Ketiga hal di atas menunjukkan betapa tidak diberikannya ruang bagi tersampaikannya kritik atas penguasa. Padahal masukan berupa kritik tersebut adalah bentuk kepedulian dari anak bangsa bagi pemimpin yang menaungi mereka.
Terlebih atas kalangan mahasiswa yang merupakan pihak intelektual muda. Dimana tersemat di pundaknya satu amanah berupa gelar agent of knowledge, agent of change, agent of kontrol sosial, Maka sudah semestinya mereka diberikan keleluasaan untuk turut berperan aktif dalam mengubah kondisi negeri.
Tak semestinya mahasiswa dikerdilkan perannya dengan didorong sekadar memikirkan hajat pribadi. Dimana nilai akademik dipandang seolah satu-satunya prestasi yang wajib diraih oleh mereka. Untuk kemudian dengan nilai IPK yang tinggi, segera setelah lulus kuliah pun hanya diarahkan berlomba memasuki perusahaan dan tempat bekerja dengan posisi dan gaji yang melonjak tinggi dan aduhai.
Atau jikapun mereka diberi ruang dalam menyalurkan aspirasi dan potensi gemilangnya. Berupa kekuatan fisik prima dan tingkat intelektual di atas rata-rata. Mereka dikerdilkan kembali dengan diarahkan pada arus perubahan yang hanya mengakomodir kepentingan pihak tertentu. Sementara mereka dipaksa menutup mata atas prahara dan kezaliman yang diterima oleh rakyat banyak. Sehingga kondisi perubahan yang diperjuangkan pun sulit menyentuh aspek mendasar.

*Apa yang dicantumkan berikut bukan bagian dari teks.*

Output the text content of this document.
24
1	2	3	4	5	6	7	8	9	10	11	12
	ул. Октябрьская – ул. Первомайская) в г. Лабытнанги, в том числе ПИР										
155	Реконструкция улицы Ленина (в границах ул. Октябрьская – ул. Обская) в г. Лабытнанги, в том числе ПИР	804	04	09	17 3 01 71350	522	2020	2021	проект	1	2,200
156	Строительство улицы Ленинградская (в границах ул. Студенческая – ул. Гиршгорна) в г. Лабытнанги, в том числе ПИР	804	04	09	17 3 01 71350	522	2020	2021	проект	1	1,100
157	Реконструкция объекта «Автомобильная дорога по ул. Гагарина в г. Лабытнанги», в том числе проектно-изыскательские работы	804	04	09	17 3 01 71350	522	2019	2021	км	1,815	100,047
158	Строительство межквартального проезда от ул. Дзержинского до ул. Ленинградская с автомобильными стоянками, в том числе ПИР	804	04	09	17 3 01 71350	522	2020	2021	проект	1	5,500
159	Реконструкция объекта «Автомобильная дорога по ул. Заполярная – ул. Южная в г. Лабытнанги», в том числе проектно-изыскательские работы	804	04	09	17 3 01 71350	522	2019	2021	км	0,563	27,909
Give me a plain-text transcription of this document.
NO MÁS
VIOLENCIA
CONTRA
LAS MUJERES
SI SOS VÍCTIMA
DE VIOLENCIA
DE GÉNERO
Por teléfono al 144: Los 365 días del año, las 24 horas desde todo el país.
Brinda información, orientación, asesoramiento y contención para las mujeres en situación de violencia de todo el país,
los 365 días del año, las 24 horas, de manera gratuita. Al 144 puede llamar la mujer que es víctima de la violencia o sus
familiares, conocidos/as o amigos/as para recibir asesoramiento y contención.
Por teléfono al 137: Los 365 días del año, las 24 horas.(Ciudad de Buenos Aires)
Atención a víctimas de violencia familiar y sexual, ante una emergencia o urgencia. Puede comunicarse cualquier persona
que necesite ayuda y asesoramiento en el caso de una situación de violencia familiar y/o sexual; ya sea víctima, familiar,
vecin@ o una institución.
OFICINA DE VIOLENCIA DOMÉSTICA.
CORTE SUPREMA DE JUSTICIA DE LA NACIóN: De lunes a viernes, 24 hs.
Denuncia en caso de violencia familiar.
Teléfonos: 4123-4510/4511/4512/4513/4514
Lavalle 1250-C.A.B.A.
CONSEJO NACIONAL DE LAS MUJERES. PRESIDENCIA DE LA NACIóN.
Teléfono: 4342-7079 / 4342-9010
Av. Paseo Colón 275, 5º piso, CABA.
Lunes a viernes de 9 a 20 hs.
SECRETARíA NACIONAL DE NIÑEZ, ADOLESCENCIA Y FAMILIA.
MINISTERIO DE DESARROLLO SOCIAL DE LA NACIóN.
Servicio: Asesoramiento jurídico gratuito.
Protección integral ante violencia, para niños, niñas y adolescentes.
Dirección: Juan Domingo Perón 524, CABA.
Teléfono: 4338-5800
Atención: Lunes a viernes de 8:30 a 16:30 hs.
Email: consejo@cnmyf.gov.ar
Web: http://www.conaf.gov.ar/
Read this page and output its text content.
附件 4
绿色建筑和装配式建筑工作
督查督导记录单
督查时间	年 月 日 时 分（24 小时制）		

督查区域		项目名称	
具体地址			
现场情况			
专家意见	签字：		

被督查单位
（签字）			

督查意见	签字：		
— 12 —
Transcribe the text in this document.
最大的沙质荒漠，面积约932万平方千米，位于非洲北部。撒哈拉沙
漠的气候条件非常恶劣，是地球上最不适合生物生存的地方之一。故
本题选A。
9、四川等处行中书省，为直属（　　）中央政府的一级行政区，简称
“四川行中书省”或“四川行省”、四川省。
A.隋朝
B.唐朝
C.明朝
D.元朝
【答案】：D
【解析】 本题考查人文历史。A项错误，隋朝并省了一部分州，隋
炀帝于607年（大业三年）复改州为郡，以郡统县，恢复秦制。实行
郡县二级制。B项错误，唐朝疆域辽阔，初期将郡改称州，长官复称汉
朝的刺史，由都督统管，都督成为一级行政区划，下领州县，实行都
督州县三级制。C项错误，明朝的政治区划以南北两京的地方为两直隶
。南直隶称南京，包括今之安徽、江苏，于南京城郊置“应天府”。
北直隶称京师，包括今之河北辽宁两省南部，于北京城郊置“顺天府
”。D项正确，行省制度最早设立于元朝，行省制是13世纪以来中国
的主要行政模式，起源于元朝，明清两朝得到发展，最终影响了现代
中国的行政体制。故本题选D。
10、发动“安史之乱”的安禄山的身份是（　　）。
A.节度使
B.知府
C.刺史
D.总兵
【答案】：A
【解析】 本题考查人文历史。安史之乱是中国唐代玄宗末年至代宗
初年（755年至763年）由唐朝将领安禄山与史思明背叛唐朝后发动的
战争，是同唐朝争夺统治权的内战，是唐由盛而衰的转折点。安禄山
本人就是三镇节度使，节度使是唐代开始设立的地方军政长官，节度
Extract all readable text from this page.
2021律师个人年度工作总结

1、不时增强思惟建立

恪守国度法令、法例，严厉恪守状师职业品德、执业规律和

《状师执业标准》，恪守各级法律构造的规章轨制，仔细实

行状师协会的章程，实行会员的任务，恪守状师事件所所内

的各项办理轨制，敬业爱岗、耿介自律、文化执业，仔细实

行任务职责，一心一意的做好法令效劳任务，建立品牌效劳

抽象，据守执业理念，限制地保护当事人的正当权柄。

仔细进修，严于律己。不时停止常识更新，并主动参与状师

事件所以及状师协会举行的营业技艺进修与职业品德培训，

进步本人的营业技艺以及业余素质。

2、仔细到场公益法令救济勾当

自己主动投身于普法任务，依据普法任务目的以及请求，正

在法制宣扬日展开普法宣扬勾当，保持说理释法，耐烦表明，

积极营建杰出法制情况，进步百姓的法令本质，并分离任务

Sungguh itu semua terjadi karena sistem yang menaungi negeri ini bersifat kapitalistik. Dimana segala sesuatu dipandang hanya dari sisi pencapaian materi semata. Prestasi akademik, status sosial, jabatan dan limpahan harta menjadi standar keberhasilan untuk dikejar mati-matian. Sementara idealisme berupa semangat menjadi bagian agent of change dari kondisi buruk yang tengah menimpa negeri pun ditanggalkan.
Dalam perkara UU Omnibus Law, sesungguhnya itu merupakan satu di antara segudang kezaliman yang ditimpakan penguasa atas rakyat. Pengurusan terbaik dari negara yang semestinya didapat oleh rakyat digantikan dengan prinsip bak penjual dan pembeli. Penguasa memposisikan diri sebagai penjual, sementara rakyat pembelinya. Membeli semua kebutuhan hidup yang semestinya menjadi satu aspek pengurusan oleh penguasa atas rakyatnya. Sungguh tak mengherankan, kesejahteraan pada akhirnya hanya bisa dikecap oleh mereka dengan akses keuangan yang kuat saja.
Maka, berharap solusi tuntas dengan sekadar mencabut UU zalim Omnibus Law, serupa mengenyahkan satu kemalangan dan bersiap menghadapi luapan persoalan multi dimensi lainnya.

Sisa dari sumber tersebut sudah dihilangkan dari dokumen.